At 08:40:03.514 am this morning access switch 15 in a customer cabinet on the first floor detected a loopback on both of its GigE connections and both switch ports were set to err-disable. Our syslog servers never got this information so we assumed the switch had physically failed.
Time Line:
08:40 alerts received by on-call engineer, engineer proceeded to trouble shoot the issue
08:50 issue was perceived to be a switch failure, DEG notified to reboot the switch and to cable test both cables connecting the switch to the core network.
09:15 DEG call back saying that the issue doesn’t appear to be related to cabling as they had ran the fluke test on both uplink cables.
09:16 DEG report both ge0/1 and ge0/2 are showing state down, both syslog servers checked for possible data that may explain this. Nothing found.
09:20 Blacknight ask DEG to connect another port on access switch 15 to our core network. DEG have to make up a cable.

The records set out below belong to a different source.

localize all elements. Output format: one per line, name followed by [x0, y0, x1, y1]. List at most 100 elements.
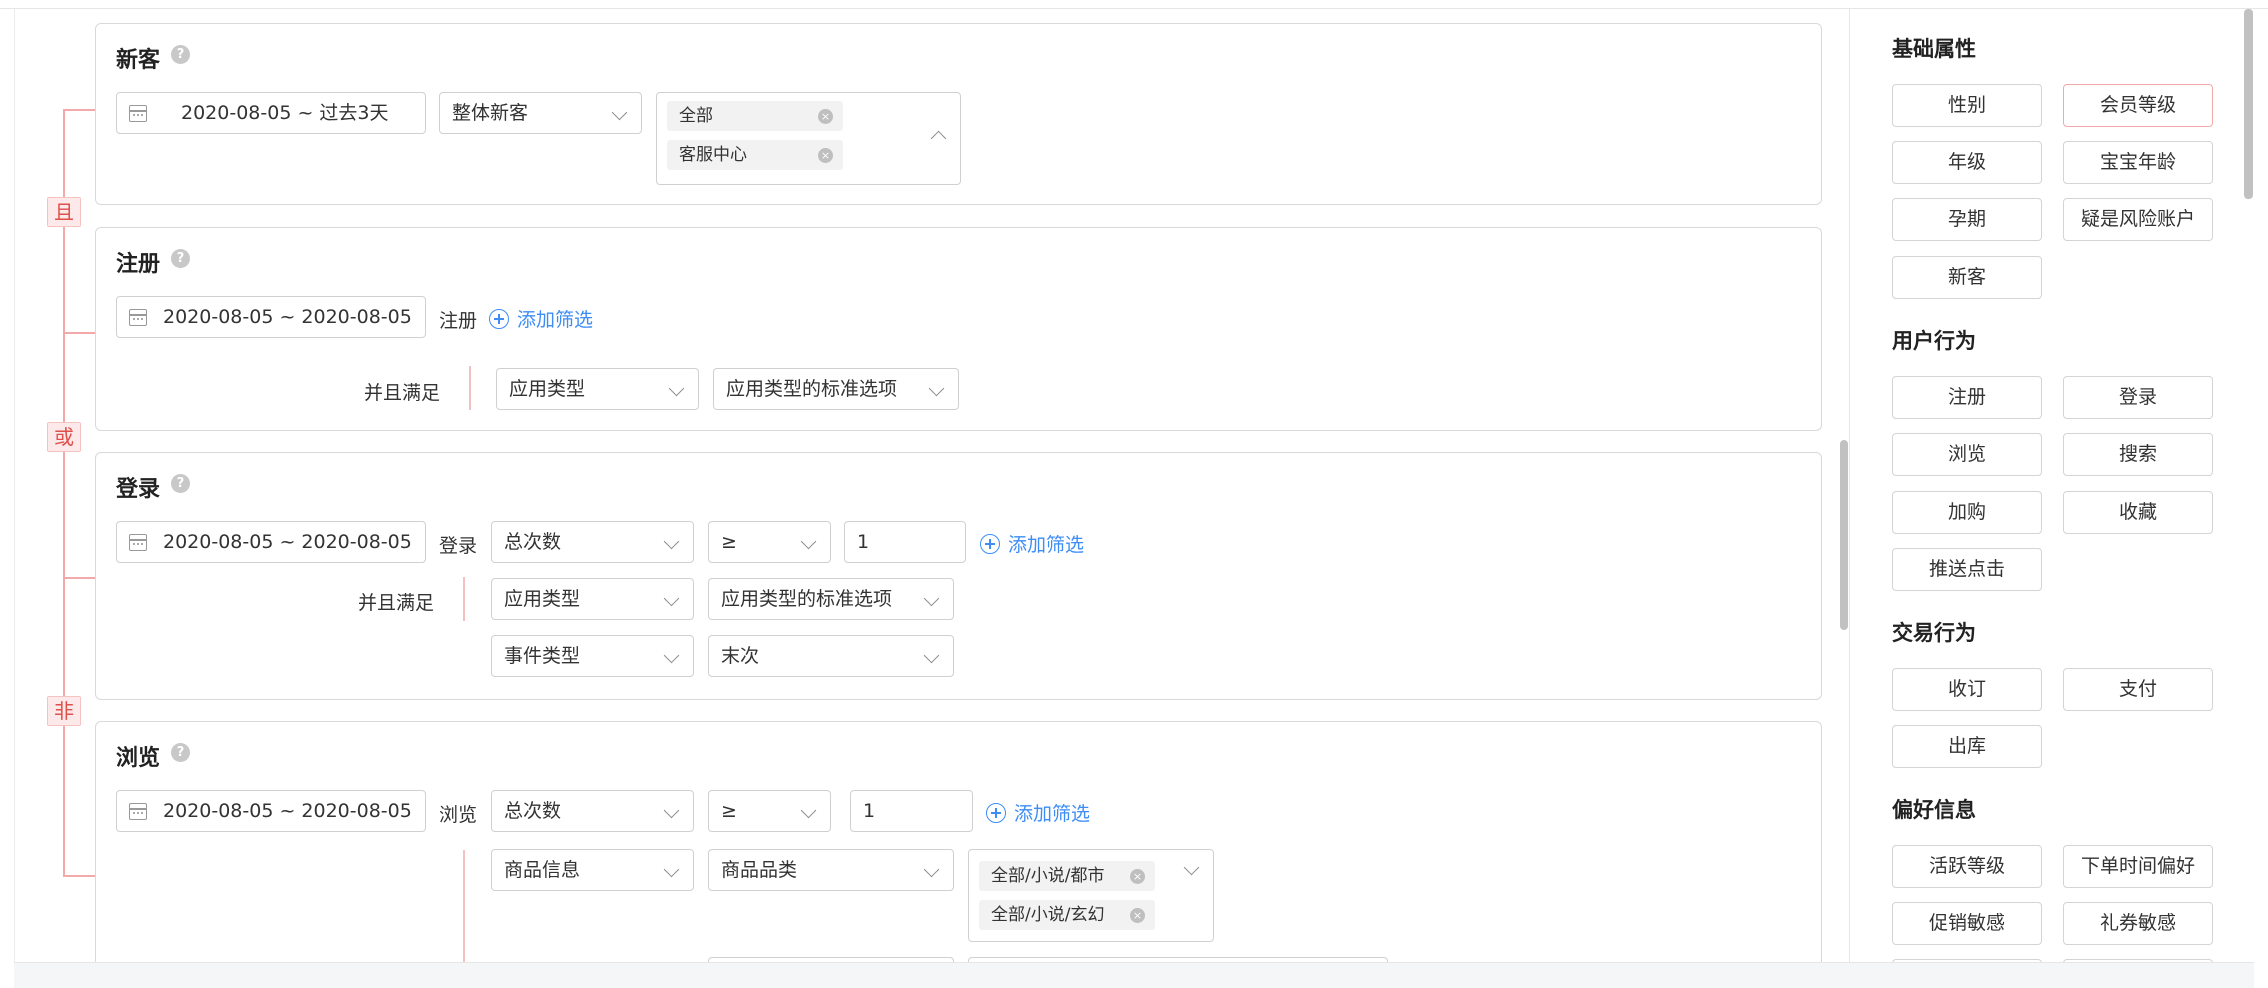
chevron-down-icon	[668, 380, 685, 397]
date-range-picker[interactable]: 2020-08-05 ~ 2020-08-05	[116, 790, 426, 832]
attr-favorite-button[interactable]: 收藏	[2063, 491, 2213, 534]
select-value: 应用类型	[509, 378, 586, 400]
date-range-value: 2020-08-05 ~ 2020-08-05	[163, 306, 412, 328]
attr-pay-button[interactable]: 支付	[2063, 668, 2213, 711]
attr-pregnancy-button[interactable]: 孕期	[1892, 198, 2042, 241]
and-satisfy-label: 并且满足	[364, 382, 441, 404]
metric-select[interactable]: 总次数	[491, 521, 694, 563]
plus-circle-icon	[489, 309, 509, 329]
newcust-type-select[interactable]: 整体新客	[439, 92, 642, 134]
remove-tag-icon[interactable]: ×	[818, 109, 833, 124]
remove-tag-icon[interactable]: ×	[818, 148, 833, 163]
condition-card-newcust: 新客 ? 2020-08-05 ~ 过去3天 整体新客 全部 × 客服中心 ×	[95, 23, 1822, 205]
chevron-down-icon	[800, 802, 817, 819]
plus-circle-icon	[986, 803, 1006, 823]
attr-browse-button[interactable]: 浏览	[1892, 433, 2042, 476]
select-value: 末次	[721, 645, 760, 667]
attr-grade-button[interactable]: 年级	[1892, 141, 2042, 184]
main-scrollbar[interactable]	[1840, 440, 1848, 630]
input-value: 1	[857, 531, 870, 553]
chevron-down-icon	[663, 533, 680, 550]
condition-value-select[interactable]: 应用类型的标准选项	[708, 578, 954, 620]
logic-and-toggle[interactable]: 且	[47, 197, 81, 227]
attr-ship-button[interactable]: 出库	[1892, 725, 2042, 768]
condition-card-login: 登录 ? 2020-08-05 ~ 2020-08-05 登录 总次数 ≥ 1 …	[95, 452, 1822, 700]
remove-tag-icon[interactable]: ×	[1130, 869, 1145, 884]
calendar-icon	[129, 534, 147, 551]
operator-select[interactable]: ≥	[708, 790, 831, 832]
date-range-picker[interactable]: 2020-08-05 ~ 2020-08-05	[116, 296, 426, 338]
attr-register-button[interactable]: 注册	[1892, 376, 2042, 419]
help-icon[interactable]: ?	[171, 249, 190, 268]
bottom-bar	[14, 962, 2254, 988]
chevron-down-icon	[800, 533, 817, 550]
date-range-value: 2020-08-05 ~ 2020-08-05	[163, 800, 412, 822]
condition-sub-select[interactable]: 商品品类	[708, 849, 954, 891]
value-input[interactable]: 1	[844, 521, 966, 563]
attr-push-click-button[interactable]: 推送点击	[1892, 548, 2042, 591]
condition-value-select[interactable]: 末次	[708, 635, 954, 677]
select-value: ≥	[721, 531, 737, 553]
select-value: 应用类型的标准选项	[726, 378, 898, 400]
add-filter-label: 添加筛选	[1008, 534, 1085, 556]
attr-login-button[interactable]: 登录	[2063, 376, 2213, 419]
condition-field-select[interactable]: 事件类型	[491, 635, 694, 677]
select-value: 整体新客	[452, 102, 529, 124]
attr-active-level-button[interactable]: 活跃等级	[1892, 845, 2042, 888]
selected-tag: 全部/小说/玄幻 ×	[979, 900, 1155, 930]
attr-search-button[interactable]: 搜索	[2063, 433, 2213, 476]
attr-add-cart-button[interactable]: 加购	[1892, 491, 2042, 534]
condition-card-browse: 浏览 ? 2020-08-05 ~ 2020-08-05 浏览 总次数 ≥ 1 …	[95, 721, 1822, 962]
select-value: 应用类型	[504, 588, 581, 610]
category-multi-select[interactable]: 全部/小说/都市 × 全部/小说/玄幻 ×	[968, 849, 1214, 942]
logic-branch-login	[63, 577, 95, 579]
date-range-picker[interactable]: 2020-08-05 ~ 过去3天	[116, 92, 426, 134]
attr-gender-button[interactable]: 性别	[1892, 84, 2042, 127]
help-icon[interactable]: ?	[171, 743, 190, 762]
attr-risk-account-button[interactable]: 疑是风险账户	[2063, 198, 2213, 241]
condition-card-register: 注册 ? 2020-08-05 ~ 2020-08-05 注册 添加筛选 并且满…	[95, 227, 1822, 431]
event-label: 登录	[439, 535, 478, 557]
selected-tag: 客服中心 ×	[667, 140, 843, 170]
add-filter-button[interactable]: 添加筛选	[980, 530, 1084, 557]
condition-editor: 且 或 非 新客 ? 2020-08-05 ~ 过去3天 整体新客 全部 × 客服…	[0, 0, 1832, 962]
condition-value-select[interactable]: 应用类型的标准选项	[713, 368, 959, 410]
add-filter-label: 添加筛选	[1014, 803, 1091, 825]
help-icon[interactable]: ?	[171, 474, 190, 493]
channel-multi-select[interactable]: 全部 × 客服中心 ×	[656, 92, 961, 185]
condition-field-select[interactable]: 应用类型	[491, 578, 694, 620]
tag-label: 全部/小说/都市	[991, 866, 1105, 886]
help-icon[interactable]: ?	[171, 45, 190, 64]
add-filter-label: 添加筛选	[517, 309, 594, 331]
logic-or-toggle[interactable]: 或	[47, 422, 81, 452]
and-satisfy-label: 并且满足	[358, 592, 435, 614]
attr-baby-age-button[interactable]: 宝宝年龄	[2063, 141, 2213, 184]
operator-select[interactable]: ≥	[708, 521, 831, 563]
select-value: 总次数	[504, 800, 562, 822]
logic-not-toggle[interactable]: 非	[47, 696, 81, 726]
date-range-value: 2020-08-05 ~ 2020-08-05	[163, 531, 412, 553]
attr-newcust-button[interactable]: 新客	[1892, 256, 2042, 299]
chevron-down-icon	[663, 802, 680, 819]
add-filter-button[interactable]: 添加筛选	[986, 799, 1090, 826]
attr-order-time-pref-button[interactable]: 下单时间偏好	[2063, 845, 2213, 888]
tag-label: 全部	[679, 106, 713, 126]
date-range-picker[interactable]: 2020-08-05 ~ 2020-08-05	[116, 521, 426, 563]
selected-tag: 全部/小说/都市 ×	[979, 861, 1155, 891]
add-filter-button[interactable]: 添加筛选	[489, 305, 593, 332]
condition-field-select[interactable]: 商品信息	[491, 849, 694, 891]
condition-field-select[interactable]: 应用类型	[496, 368, 699, 410]
attr-member-level-button[interactable]: 会员等级	[2063, 84, 2213, 127]
event-label: 注册	[439, 310, 478, 332]
value-input[interactable]: 1	[850, 790, 973, 832]
chevron-down-icon	[1183, 859, 1200, 876]
tag-label: 客服中心	[679, 145, 747, 165]
attr-order-button[interactable]: 收订	[1892, 668, 2042, 711]
metric-select[interactable]: 总次数	[491, 790, 694, 832]
remove-tag-icon[interactable]: ×	[1130, 908, 1145, 923]
attr-promo-sensitive-button[interactable]: 促销敏感	[1892, 902, 2042, 945]
attr-coupon-sensitive-button[interactable]: 礼券敏感	[2063, 902, 2213, 945]
attribute-panel: 基础属性 性别 会员等级 年级 宝宝年龄 孕期 疑是风险账户 新客 用户行为 注…	[1849, 9, 2268, 962]
section-title-behavior: 用户行为	[1892, 329, 1976, 353]
panel-scrollbar[interactable]	[2244, 9, 2253, 199]
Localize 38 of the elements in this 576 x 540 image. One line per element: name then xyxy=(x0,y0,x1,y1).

09:35:02 Fa0/19 comes up (without config)
09:42 Config placed on Fa0/19 to carry trunk traffic to core network, network comes up 30 seconds later
09:43 Network in customer cab resumes and all machines come back online.
We’re going to investigate this issue as this is not normal behavior and neither of the core access switches report any issues with loopbacks.
We’ll swap out this switch incase there is a fault with it today.
Total downtime for this customer cab was 1 hour and 3 minutes.